In this first of this NHS Pension Scheme series we will consider the background to the reforms and why the NHS Pension Scheme is changing.
The current changes are a result of a study by an independent Commission headed by Lord Hutton into Public Sector pensions. The study was tasked with looking at the future affordability, sustainability and fairness of all Public Sector Pensions. The review started in 2010 and reported its findings in March 2011.
The main recommendations of the Commission were that Public Sector Pensions should move away from the Final Salary method of calculating pension benefits to a Career Average Revalued Earnings (CARE) basis, the Normal Pension Age should be increased to be linked to the State Pension Age and contributions should be increased.

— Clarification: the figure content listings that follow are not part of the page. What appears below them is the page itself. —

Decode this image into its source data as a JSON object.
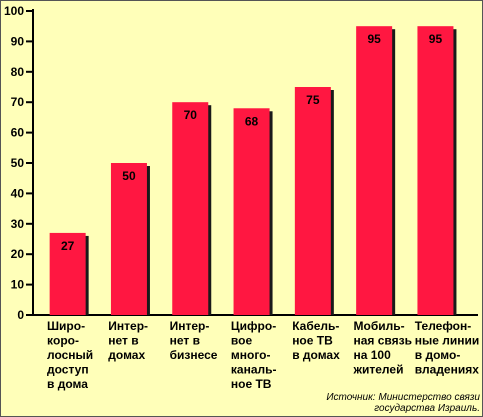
{
  "chart_data": {
    "type": "bar",
    "title": "",
    "xlabel": "",
    "ylabel": "",
    "ylim": [
      0,
      100
    ],
    "yticks": [
      0,
      10,
      20,
      30,
      40,
      50,
      60,
      70,
      80,
      90,
      100
    ],
    "grid": false,
    "categories": [
      [
        "Широ-",
        "кopo-",
        "лосный",
        "доступ",
        "в дома"
      ],
      [
        "Интер-",
        "нет в",
        "домах"
      ],
      [
        "Интер-",
        "нет в",
        "бизнесе"
      ],
      [
        "Цифро-",
        "вое",
        "много-",
        "каналь-",
        "ное ТВ"
      ],
      [
        "Кабель-",
        "ное ТВ",
        "в домах"
      ],
      [
        "Мобиль-",
        "ная связь",
        "на 100",
        "жителей"
      ],
      [
        "Телефон-",
        "ные линии",
        "в домо-",
        "владениях"
      ]
    ],
    "values": [
      27,
      50,
      70,
      68,
      75,
      95,
      95
    ],
    "colors": {
      "bar": "#ff1741",
      "shadow": "#1a1a1a",
      "background": "#ffffb9",
      "axis": "#000000"
    },
    "source_lines": [
      "Источник: Министерство связи",
      "государства Израиль."
    ]
  }
}
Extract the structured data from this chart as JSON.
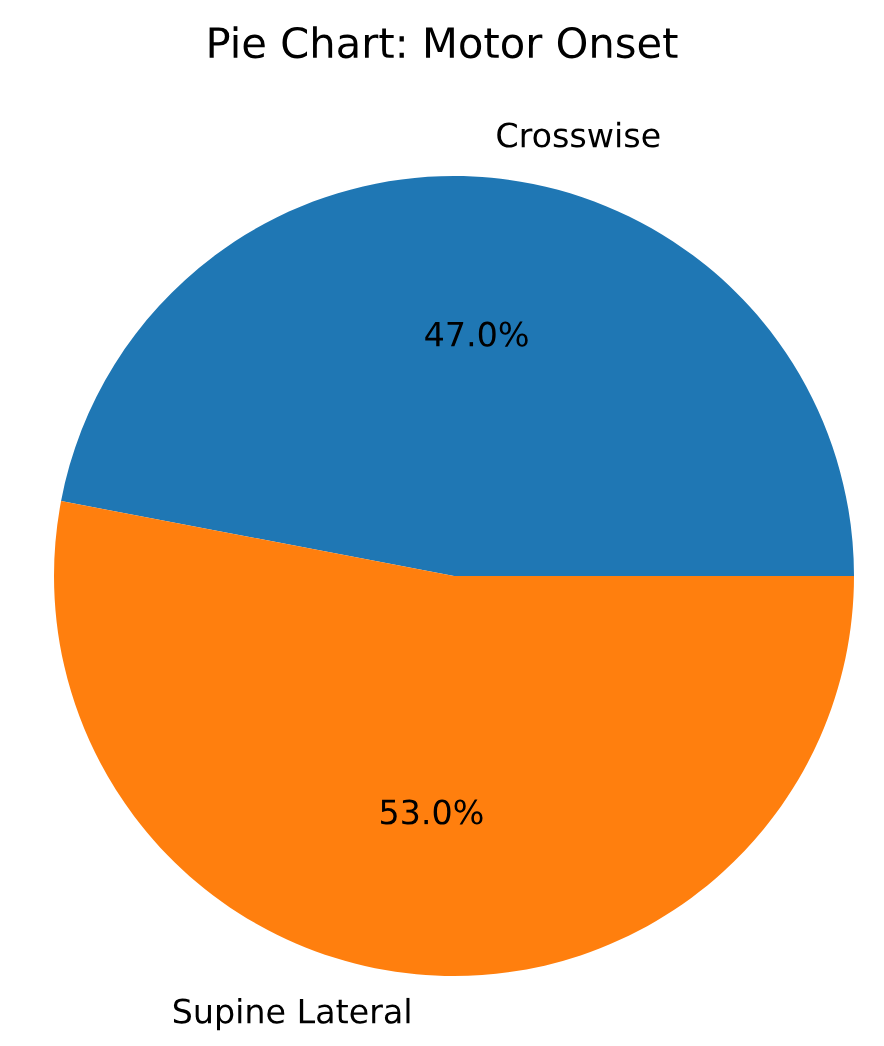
{
  "chart_data": {
    "type": "pie",
    "title": "Pie Chart: Motor Onset",
    "categories": [
      "Crosswise",
      "Supine Lateral"
    ],
    "values": [
      47.0,
      53.0
    ],
    "colors": [
      "#1f77b4",
      "#ff7f0e"
    ],
    "value_labels": [
      "47.0%",
      "53.0%"
    ]
  }
}
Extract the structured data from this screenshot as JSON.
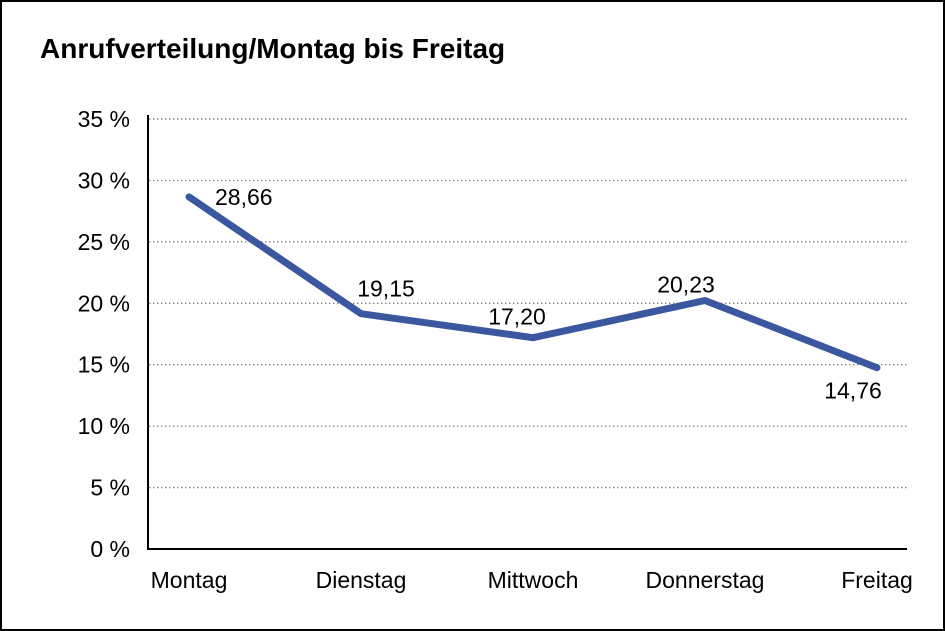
{
  "window": {
    "background": "#ffffff",
    "border_color": "#000000"
  },
  "chart": {
    "title": "Anrufverteilung/Montag bis Freitag"
  },
  "chart_data": {
    "type": "line",
    "title": "Anrufverteilung/Montag bis Freitag",
    "categories": [
      "Montag",
      "Dienstag",
      "Mittwoch",
      "Donnerstag",
      "Freitag"
    ],
    "values": [
      28.66,
      19.15,
      17.2,
      20.23,
      14.76
    ],
    "point_labels": [
      "28,66",
      "19,15",
      "17,20",
      "20,23",
      "14,76"
    ],
    "y_tick_values": [
      0,
      5,
      10,
      15,
      20,
      25,
      30,
      35
    ],
    "y_tick_labels": [
      "0 %",
      "5 %",
      "10 %",
      "15 %",
      "20 %",
      "25 %",
      "30 %",
      "35 %"
    ],
    "ylim": [
      0,
      35
    ],
    "y_step": 5,
    "xlabel": "",
    "ylabel": "",
    "legend": "none",
    "grid": "horizontal-dotted",
    "line_color": "#3B57A0",
    "grid_color": "#7f7f7f",
    "axis_color": "#000000",
    "text_color": "#000000"
  }
}
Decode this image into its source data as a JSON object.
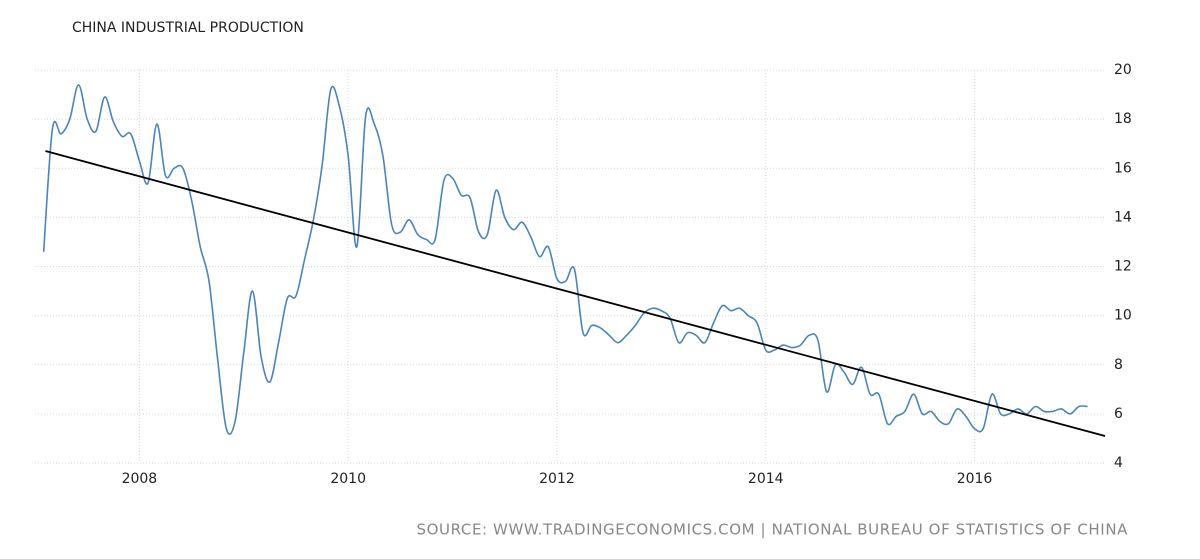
{
  "chart_data": {
    "type": "line",
    "title": "CHINA INDUSTRIAL PRODUCTION",
    "source": "SOURCE:  WWW.TRADINGECONOMICS.COM  |  NATIONAL BUREAU OF STATISTICS OF CHINA",
    "xlim": [
      2007,
      2017.25
    ],
    "xticks": [
      2008,
      2010,
      2012,
      2014,
      2016
    ],
    "ylim": [
      4,
      20
    ],
    "yticks": [
      4,
      6,
      8,
      10,
      12,
      14,
      16,
      18,
      20
    ],
    "grid": true,
    "series": [
      {
        "color": "#4a85b9",
        "smooth": true,
        "x": [
          2007.083,
          2007.167,
          2007.25,
          2007.333,
          2007.417,
          2007.5,
          2007.583,
          2007.667,
          2007.75,
          2007.833,
          2007.917,
          2008.0,
          2008.083,
          2008.167,
          2008.25,
          2008.333,
          2008.417,
          2008.5,
          2008.583,
          2008.667,
          2008.75,
          2008.833,
          2008.917,
          2009.0,
          2009.083,
          2009.167,
          2009.25,
          2009.333,
          2009.417,
          2009.5,
          2009.583,
          2009.667,
          2009.75,
          2009.833,
          2009.917,
          2010.0,
          2010.083,
          2010.167,
          2010.25,
          2010.333,
          2010.417,
          2010.5,
          2010.583,
          2010.667,
          2010.75,
          2010.833,
          2010.917,
          2011.0,
          2011.083,
          2011.167,
          2011.25,
          2011.333,
          2011.417,
          2011.5,
          2011.583,
          2011.667,
          2011.75,
          2011.833,
          2011.917,
          2012.0,
          2012.083,
          2012.167,
          2012.25,
          2012.333,
          2012.417,
          2012.5,
          2012.583,
          2012.667,
          2012.75,
          2012.833,
          2012.917,
          2013.0,
          2013.083,
          2013.167,
          2013.25,
          2013.333,
          2013.417,
          2013.5,
          2013.583,
          2013.667,
          2013.75,
          2013.833,
          2013.917,
          2014.0,
          2014.083,
          2014.167,
          2014.25,
          2014.333,
          2014.417,
          2014.5,
          2014.583,
          2014.667,
          2014.75,
          2014.833,
          2014.917,
          2015.0,
          2015.083,
          2015.167,
          2015.25,
          2015.333,
          2015.417,
          2015.5,
          2015.583,
          2015.667,
          2015.75,
          2015.833,
          2015.917,
          2016.0,
          2016.083,
          2016.167,
          2016.25,
          2016.333,
          2016.417,
          2016.5,
          2016.583,
          2016.667,
          2016.75,
          2016.833,
          2016.917,
          2017.0,
          2017.083
        ],
        "values": [
          12.6,
          17.6,
          17.4,
          18.0,
          19.4,
          18.0,
          17.5,
          18.9,
          17.9,
          17.3,
          17.4,
          16.3,
          15.4,
          17.8,
          15.7,
          16.0,
          16.0,
          14.7,
          12.8,
          11.4,
          8.2,
          5.4,
          5.7,
          8.5,
          11.0,
          8.3,
          7.3,
          8.9,
          10.7,
          10.8,
          12.3,
          13.9,
          16.1,
          19.2,
          18.5,
          16.5,
          12.8,
          18.1,
          17.8,
          16.5,
          13.7,
          13.4,
          13.9,
          13.3,
          13.1,
          13.1,
          15.5,
          15.6,
          14.9,
          14.8,
          13.4,
          13.3,
          15.1,
          14.0,
          13.5,
          13.8,
          13.2,
          12.4,
          12.8,
          11.5,
          11.4,
          11.9,
          9.3,
          9.6,
          9.5,
          9.2,
          8.9,
          9.2,
          9.6,
          10.1,
          10.3,
          10.2,
          9.9,
          8.9,
          9.3,
          9.2,
          8.9,
          9.7,
          10.4,
          10.2,
          10.3,
          10.0,
          9.7,
          8.6,
          8.6,
          8.8,
          8.7,
          8.8,
          9.2,
          9.0,
          6.9,
          8.0,
          7.7,
          7.2,
          7.9,
          6.8,
          6.8,
          5.6,
          5.9,
          6.1,
          6.8,
          6.0,
          6.1,
          5.7,
          5.6,
          6.2,
          5.9,
          5.4,
          5.4,
          6.8,
          6.0,
          6.0,
          6.2,
          6.0,
          6.3,
          6.1,
          6.1,
          6.2,
          6.0,
          6.3,
          6.3
        ]
      },
      {
        "color": "#000000",
        "smooth": false,
        "x": [
          2007.1,
          2017.25
        ],
        "values": [
          16.7,
          5.1
        ]
      }
    ]
  }
}
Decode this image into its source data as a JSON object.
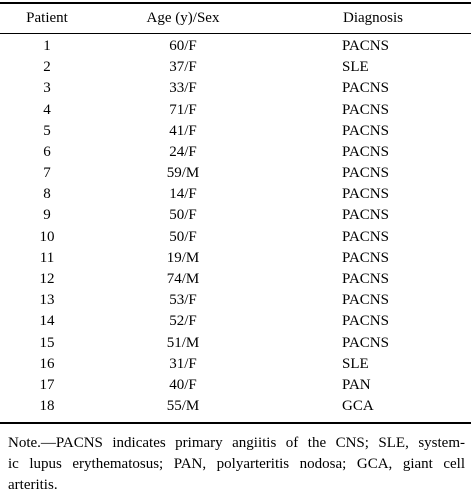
{
  "table": {
    "header": [
      "Patient",
      "Age (y)/Sex",
      "Diagnosis"
    ],
    "rows": [
      [
        "1",
        "60/F",
        "PACNS"
      ],
      [
        "2",
        "37/F",
        "SLE"
      ],
      [
        "3",
        "33/F",
        "PACNS"
      ],
      [
        "4",
        "71/F",
        "PACNS"
      ],
      [
        "5",
        "41/F",
        "PACNS"
      ],
      [
        "6",
        "24/F",
        "PACNS"
      ],
      [
        "7",
        "59/M",
        "PACNS"
      ],
      [
        "8",
        "14/F",
        "PACNS"
      ],
      [
        "9",
        "50/F",
        "PACNS"
      ],
      [
        "10",
        "50/F",
        "PACNS"
      ],
      [
        "11",
        "19/M",
        "PACNS"
      ],
      [
        "12",
        "74/M",
        "PACNS"
      ],
      [
        "13",
        "53/F",
        "PACNS"
      ],
      [
        "14",
        "52/F",
        "PACNS"
      ],
      [
        "15",
        "51/M",
        "PACNS"
      ],
      [
        "16",
        "31/F",
        "SLE"
      ],
      [
        "17",
        "40/F",
        "PAN"
      ],
      [
        "18",
        "55/M",
        "GCA"
      ]
    ],
    "note": [
      "Note.—PACNS indicates primary angiitis of the CNS; SLE, system-",
      "ic lupus erythematosus; PAN, polyarteritis nodosa; GCA, giant cell",
      "arteritis."
    ]
  }
}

After the recommendations were heard there has been years of consultation and negotiation between the Department of Health and trade unions and employer representatives over the detail of the legal framework that the new pension scheme should take. The BMA argued that NHS employees would "pay more in, receive less back and work for longer".
For the NHS Pension Scheme, this meant that this change would happen from 1st April 2015. A brand new NHS Pension Scheme would in effect be created and most (but not all) existing members would be transferred to it.
All members will have complete protection for their accrued pension rights in the old sections of the NHS Pension Scheme. In addition, some members will have full or tapered protection of their future pension rights depending how far they are from their current normal retirement date.